The National Lawyer’s Guild has released a new report declaring their support for cannabis legalizatNLGLogoBlack-001ion, and denouncing government tactics used to enforce prohibition – including those in law enforcement and private prison industries who are profiting from the war on marijuana. The report, titled “High Crimes: Strategies to Further Marijuana Legalization Initiatives”, makes several suggestions including supporting states’ rights to regulate cannabis use, reclassifying pot for medical research, and challenging world drug treaties.

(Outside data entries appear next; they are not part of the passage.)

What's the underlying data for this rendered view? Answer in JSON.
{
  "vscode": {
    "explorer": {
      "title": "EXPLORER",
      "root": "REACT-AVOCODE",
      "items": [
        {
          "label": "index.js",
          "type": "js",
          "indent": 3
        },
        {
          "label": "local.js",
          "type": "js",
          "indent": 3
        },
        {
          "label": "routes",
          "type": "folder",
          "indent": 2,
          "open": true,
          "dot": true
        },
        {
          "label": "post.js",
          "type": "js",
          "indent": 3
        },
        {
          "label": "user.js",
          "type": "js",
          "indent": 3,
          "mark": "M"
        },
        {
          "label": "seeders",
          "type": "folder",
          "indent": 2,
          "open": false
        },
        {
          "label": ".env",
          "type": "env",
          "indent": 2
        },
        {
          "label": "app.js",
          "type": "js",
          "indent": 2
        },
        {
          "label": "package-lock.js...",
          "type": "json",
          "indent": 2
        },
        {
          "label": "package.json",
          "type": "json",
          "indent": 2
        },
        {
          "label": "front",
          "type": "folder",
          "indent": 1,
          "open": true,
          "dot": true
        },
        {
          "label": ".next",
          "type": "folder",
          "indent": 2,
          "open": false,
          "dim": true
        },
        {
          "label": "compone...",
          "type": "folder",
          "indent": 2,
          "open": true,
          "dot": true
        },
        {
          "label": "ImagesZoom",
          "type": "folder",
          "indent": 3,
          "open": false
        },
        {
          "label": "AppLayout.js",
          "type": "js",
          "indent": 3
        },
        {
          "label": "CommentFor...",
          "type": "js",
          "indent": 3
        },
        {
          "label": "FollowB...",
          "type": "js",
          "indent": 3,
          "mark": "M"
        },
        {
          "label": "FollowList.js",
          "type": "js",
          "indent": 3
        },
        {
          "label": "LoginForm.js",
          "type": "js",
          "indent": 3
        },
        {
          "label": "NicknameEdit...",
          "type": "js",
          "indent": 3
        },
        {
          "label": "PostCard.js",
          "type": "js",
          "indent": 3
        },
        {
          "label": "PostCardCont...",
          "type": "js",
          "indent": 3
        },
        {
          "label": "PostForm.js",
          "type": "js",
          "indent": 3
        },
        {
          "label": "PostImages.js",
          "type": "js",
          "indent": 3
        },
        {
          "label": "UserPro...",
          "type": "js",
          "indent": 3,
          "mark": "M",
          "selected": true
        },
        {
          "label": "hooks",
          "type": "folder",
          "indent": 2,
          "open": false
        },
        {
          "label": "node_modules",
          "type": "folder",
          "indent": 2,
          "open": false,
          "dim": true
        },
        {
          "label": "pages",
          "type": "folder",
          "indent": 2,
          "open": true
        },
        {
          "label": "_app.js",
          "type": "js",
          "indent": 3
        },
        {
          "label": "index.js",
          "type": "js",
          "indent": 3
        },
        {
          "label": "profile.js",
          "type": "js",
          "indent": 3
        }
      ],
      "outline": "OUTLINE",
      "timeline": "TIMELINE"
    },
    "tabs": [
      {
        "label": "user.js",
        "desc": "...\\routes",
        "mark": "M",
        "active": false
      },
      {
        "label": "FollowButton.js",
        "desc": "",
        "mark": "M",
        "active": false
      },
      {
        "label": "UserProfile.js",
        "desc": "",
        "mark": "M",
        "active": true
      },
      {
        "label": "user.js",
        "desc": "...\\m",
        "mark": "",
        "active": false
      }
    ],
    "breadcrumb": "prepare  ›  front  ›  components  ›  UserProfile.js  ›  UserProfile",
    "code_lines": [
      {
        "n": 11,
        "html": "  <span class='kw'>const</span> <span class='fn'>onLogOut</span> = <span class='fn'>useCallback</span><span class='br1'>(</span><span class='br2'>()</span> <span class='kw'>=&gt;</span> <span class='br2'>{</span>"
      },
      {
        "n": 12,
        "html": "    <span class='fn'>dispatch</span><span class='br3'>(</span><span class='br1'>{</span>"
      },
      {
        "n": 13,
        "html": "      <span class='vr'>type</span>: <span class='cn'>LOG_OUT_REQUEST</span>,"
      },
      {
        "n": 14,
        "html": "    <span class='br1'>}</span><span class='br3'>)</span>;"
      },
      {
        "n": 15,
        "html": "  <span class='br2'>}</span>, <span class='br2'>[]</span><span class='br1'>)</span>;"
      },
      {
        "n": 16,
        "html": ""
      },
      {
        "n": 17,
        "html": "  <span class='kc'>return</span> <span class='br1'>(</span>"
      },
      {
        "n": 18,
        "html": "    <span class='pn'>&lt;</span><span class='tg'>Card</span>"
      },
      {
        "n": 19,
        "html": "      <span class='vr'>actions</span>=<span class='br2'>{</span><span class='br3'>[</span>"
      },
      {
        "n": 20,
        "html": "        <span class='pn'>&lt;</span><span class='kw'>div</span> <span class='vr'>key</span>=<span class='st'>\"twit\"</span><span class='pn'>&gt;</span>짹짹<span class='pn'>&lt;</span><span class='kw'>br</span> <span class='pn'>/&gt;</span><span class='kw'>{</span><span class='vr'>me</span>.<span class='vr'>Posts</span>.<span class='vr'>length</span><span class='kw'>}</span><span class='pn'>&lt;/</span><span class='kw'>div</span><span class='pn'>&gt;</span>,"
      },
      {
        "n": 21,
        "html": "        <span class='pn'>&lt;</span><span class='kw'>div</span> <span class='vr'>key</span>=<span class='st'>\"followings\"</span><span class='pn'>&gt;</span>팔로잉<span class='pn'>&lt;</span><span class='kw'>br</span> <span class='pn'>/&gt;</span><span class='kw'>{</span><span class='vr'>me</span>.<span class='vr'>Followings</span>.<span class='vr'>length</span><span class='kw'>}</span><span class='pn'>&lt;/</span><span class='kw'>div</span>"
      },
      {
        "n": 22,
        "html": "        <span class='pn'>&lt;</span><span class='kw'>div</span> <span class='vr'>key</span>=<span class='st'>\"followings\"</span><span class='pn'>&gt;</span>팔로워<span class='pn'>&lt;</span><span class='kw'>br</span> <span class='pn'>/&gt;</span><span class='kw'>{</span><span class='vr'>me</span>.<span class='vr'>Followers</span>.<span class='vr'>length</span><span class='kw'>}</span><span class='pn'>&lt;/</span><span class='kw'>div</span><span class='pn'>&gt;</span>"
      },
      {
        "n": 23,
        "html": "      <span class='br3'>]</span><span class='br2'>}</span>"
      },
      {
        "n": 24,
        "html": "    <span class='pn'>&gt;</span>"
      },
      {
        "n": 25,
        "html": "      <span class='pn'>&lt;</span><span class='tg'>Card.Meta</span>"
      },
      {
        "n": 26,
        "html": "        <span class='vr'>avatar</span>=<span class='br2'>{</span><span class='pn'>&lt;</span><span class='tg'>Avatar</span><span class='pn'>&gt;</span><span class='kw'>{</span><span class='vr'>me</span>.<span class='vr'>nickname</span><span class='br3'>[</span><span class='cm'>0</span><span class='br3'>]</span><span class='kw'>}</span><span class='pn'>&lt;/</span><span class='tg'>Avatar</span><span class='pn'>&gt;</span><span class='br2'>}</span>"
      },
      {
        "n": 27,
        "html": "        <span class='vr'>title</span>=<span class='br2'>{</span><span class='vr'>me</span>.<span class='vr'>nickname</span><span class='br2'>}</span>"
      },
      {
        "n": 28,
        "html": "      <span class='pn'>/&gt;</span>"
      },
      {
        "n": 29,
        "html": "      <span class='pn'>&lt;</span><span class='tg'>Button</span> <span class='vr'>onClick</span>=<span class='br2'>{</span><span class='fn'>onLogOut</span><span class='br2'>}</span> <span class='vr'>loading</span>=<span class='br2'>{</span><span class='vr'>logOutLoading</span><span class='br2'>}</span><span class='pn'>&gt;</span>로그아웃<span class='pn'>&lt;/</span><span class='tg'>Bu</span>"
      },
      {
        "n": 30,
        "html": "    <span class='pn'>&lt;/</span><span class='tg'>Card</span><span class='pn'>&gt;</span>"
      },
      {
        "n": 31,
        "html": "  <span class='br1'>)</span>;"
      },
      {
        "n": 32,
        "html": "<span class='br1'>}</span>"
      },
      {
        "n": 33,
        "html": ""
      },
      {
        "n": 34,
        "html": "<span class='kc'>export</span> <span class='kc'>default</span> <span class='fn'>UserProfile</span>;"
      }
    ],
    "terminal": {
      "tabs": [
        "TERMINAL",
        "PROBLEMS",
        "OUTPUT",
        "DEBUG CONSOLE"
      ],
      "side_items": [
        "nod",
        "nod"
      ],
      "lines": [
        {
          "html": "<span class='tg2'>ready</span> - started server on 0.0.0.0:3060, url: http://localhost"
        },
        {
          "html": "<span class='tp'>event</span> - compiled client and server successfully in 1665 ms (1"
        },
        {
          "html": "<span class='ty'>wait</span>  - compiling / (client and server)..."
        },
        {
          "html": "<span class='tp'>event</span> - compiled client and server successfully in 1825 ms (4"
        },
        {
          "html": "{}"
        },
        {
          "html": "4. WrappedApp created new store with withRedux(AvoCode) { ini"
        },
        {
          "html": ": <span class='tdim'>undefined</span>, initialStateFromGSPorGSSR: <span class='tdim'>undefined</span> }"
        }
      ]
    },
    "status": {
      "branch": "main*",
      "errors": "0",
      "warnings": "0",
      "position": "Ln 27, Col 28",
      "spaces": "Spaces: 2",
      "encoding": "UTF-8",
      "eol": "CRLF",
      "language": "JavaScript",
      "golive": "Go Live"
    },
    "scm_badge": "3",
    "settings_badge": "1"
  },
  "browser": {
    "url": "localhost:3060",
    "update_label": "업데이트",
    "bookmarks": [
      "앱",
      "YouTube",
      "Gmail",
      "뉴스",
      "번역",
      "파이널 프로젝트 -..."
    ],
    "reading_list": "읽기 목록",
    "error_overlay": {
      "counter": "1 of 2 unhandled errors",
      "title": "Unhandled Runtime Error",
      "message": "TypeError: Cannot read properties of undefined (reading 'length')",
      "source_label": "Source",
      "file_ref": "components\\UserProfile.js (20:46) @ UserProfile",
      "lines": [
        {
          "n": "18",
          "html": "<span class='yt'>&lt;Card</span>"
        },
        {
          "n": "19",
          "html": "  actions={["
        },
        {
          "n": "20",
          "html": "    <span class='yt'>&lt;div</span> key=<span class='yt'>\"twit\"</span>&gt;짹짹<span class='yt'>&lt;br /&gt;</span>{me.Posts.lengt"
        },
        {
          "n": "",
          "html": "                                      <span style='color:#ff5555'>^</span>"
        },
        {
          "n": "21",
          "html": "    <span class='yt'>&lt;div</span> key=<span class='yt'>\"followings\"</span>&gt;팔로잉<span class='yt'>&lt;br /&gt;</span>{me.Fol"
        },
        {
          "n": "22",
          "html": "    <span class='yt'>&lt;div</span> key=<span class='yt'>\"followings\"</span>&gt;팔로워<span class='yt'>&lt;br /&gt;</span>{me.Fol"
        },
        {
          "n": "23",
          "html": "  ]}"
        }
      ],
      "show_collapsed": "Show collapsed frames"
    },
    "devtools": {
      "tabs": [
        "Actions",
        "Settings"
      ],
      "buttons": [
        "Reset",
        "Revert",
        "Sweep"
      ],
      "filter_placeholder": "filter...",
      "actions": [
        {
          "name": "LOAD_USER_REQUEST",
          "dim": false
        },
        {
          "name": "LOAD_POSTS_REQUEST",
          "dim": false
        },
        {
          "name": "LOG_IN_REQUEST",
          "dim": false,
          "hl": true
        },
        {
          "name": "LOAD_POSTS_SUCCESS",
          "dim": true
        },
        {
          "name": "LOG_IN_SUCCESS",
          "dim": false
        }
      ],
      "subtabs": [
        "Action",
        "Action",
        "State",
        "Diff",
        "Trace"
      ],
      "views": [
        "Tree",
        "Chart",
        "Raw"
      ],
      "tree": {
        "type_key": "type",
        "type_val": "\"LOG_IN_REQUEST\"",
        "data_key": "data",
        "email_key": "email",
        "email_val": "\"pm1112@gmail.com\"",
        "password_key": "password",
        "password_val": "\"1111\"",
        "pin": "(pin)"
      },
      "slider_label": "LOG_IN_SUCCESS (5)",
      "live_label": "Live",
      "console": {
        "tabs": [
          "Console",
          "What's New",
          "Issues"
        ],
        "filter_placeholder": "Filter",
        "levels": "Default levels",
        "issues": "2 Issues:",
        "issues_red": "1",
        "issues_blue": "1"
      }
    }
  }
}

The report’s “Summary of Recommendations” is listed below:

Summary of Recommendations

 

1. Reframe drug use as a social and public health issue and not a criminal justice problem. Research shows that punitive criminal justice drug policies do not decrease drug use. Legalization advocates should therefore push for harm-reduction strategies to address healthrelated drug problems and work to increase government funding for treatment and education.

 

2. Revisit drug treaties to challenge the punitive international drug policy framework. The US government has cited international drug treaties to justify its challenges to state-level marijuana legalization. These conventions should instead be amended to reflect the current shift toward decriminalization in the United States, Europe, Australia, and Latin America.

 

3. Reclassify marijuana from its current status as a Schedule I substance. Mounting scientific and anecdotal evidence supports the therapeutic benefits of marijuana, yet the US government continues to insist that cannabis is a dangerous drug with no proven medical applications. Rescheduling cannabis would allow for expanded medical research and use under international law.

 

4. Support the right of states to legalize medical and/or recreational marijuana for adult use without federal interference or sanctions. Advocates of medical and recreational adult use cannabis should continue to work on state legalization initiatives through referenda where possible and legislation where necessary. These efforts should be accompanied by support for federal marijuana bills currently under consideration.

 

5. End the practice of civil asset forfeiture by law enforcement agencies. Seizures made during drug arrests lead to skewed police priorities, unjust treatment of drug offenders, the militarization of US police departments, and increased police corruption. Interim solutions include reassigning seizure money to a general fund and making forfeiture laws require criminal convictions before enabling the government seizure of any property.

 

6. Connect legalization efforts to the abolishment of the for-profit prison industry, which benefits from growing levels of incarceration. These measures include repealing harsh mandatory minimum sentences, challenging exploitative prisoner work programs, and releasing nonviolent drug offenders into community alternatives to incarceration or on the basis of time served.

 

Ending cannabis prohibition offers multiple benefits. Legalization would transform the marijuana industry from a violent illicit market into a stable regulated one. It would significantly reduce infringements on civil liberties and lower arrest and incarceration rates. Changing marijuana’s criminal status would reduce current law enforcement costs and protect people from entering the criminal justice system. Finally, legalization would remove restrictions currently impeding the study of medical marijuana and allow more users to acquire treatment if necessary.

 

The time has come to replace the drug war rhetoric with sound economic, criminal justice, and public health policies. Studies show that higher drug use is strongly correlated to income inequality, and that socioeconomic disparities and differential access to social support networks tend to be better indicators of drug use than existing drug laws and policies. Consequently, the NLG encourages policy makers and advocates to recognize that harmful drug use must be understood within the context of broader social and economic factors.

According to their website, the National Laws Guild “was founded in 1937 as an association of progressive lawyers and jurists who believed that they had a major role to play in the reconstruction of legal values to emphasize human rights over property rights. The Guild is the oldest and most extensive network of public interest and human rights activists working within the legal system.”